Ingredients
- 6 slices whole wheat bread
- 4 medium yellow squash
- 1/2 cup water
- 1/2 cup carrots
- 1/2 cup sweet onion
- 1/4 teaspoon salt
- 2 tablespoon flaxseed
- 2 eggs
- 2 tablespoons butter
Preparation
- Preheat oven to 350°F.
- Process whole wheat bread in food processor until crumbled.
- Slice squash and then microwave with water for 16 minutes or until tender.
- Drain squash well in colander.
- Grate fresh carrots and chop sweet onion.
- Combine squash, carrots, sweet onion, salt, 1 tablespoon flaxseed and eggs. Blend well.
- Add 1/2 of the whole wheat bread crumbs.
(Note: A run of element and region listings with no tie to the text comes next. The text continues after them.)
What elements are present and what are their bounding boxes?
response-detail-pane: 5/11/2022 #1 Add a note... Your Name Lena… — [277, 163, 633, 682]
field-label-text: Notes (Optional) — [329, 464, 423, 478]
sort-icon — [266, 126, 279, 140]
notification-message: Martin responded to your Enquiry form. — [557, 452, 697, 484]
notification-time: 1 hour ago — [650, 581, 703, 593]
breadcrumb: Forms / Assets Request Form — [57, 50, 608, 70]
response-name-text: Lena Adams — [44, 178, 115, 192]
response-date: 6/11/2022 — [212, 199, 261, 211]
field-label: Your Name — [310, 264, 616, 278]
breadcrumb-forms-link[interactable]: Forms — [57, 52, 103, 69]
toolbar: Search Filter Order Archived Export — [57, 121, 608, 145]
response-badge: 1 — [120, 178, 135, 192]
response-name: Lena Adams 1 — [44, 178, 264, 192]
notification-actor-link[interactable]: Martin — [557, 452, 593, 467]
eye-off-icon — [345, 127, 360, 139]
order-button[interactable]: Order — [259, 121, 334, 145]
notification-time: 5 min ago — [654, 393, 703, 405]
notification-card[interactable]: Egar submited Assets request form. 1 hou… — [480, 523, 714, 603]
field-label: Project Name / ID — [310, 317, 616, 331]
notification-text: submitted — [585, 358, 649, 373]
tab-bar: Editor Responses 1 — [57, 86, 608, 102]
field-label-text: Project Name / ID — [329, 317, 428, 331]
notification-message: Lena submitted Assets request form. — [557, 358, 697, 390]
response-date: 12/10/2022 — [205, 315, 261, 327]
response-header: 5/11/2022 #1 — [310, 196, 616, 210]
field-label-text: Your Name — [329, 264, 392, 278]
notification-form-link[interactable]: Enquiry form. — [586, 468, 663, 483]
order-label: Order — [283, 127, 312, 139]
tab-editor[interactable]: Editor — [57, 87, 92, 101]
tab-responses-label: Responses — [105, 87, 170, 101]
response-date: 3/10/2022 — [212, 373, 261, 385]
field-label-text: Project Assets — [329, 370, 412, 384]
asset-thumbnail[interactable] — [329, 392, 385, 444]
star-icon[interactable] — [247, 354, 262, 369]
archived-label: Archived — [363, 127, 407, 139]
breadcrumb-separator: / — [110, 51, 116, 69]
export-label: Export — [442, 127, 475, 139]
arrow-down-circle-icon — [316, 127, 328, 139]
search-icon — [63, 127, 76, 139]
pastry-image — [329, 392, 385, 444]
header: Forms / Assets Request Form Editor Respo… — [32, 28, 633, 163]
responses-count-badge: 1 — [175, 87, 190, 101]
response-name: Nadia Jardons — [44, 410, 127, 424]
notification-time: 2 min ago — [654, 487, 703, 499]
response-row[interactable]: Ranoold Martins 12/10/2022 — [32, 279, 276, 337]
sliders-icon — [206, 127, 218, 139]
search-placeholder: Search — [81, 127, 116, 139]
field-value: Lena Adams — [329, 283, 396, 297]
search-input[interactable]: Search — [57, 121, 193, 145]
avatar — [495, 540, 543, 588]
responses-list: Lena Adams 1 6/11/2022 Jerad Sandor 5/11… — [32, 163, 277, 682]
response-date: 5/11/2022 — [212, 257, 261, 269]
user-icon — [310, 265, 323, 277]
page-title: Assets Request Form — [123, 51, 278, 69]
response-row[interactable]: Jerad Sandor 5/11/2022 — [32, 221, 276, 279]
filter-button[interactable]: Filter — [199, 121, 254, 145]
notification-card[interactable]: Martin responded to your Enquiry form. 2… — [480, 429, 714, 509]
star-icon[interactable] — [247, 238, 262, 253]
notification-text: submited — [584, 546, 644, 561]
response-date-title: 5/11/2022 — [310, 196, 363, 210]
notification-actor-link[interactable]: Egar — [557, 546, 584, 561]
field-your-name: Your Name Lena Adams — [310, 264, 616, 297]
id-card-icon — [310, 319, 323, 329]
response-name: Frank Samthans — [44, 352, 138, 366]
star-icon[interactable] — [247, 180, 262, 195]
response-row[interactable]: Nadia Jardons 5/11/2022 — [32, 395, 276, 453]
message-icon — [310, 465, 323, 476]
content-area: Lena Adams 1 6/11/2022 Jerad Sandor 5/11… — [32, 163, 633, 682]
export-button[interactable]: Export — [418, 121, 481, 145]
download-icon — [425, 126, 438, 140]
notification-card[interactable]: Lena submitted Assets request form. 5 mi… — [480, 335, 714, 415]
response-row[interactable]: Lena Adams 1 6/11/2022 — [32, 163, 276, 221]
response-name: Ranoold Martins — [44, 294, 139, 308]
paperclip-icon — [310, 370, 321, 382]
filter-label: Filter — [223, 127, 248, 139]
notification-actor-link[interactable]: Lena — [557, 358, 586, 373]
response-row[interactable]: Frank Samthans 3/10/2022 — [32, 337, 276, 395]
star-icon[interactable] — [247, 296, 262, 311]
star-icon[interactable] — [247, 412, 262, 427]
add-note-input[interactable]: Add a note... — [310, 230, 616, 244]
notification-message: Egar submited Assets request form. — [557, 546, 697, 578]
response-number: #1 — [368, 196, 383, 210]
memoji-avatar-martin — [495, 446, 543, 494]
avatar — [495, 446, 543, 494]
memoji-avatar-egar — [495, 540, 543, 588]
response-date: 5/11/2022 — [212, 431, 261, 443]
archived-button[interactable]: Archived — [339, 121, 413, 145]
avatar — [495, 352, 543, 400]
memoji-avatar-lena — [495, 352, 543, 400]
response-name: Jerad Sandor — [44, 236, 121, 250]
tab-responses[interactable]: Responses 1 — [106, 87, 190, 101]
Mix in.
- Spray 9″ square pan with nonstick cooking spray. Pour mixture into baking pan. Set aside.
- Melt butter and then add remaining bread crumbs and remaining flaxseed to make topping. Mix well.
- Spread topping over casserole.
- Bake for 30 minutes or until topping starts to brown.
- Cool and cut into 8 servings.
Helpful hints
- Feel free to substitute zucchini for yellow squash.
- Use Vidalia® or other sweet onion.
- Flaxseed is a good source of dietary fiber and omega-3 fatty acids.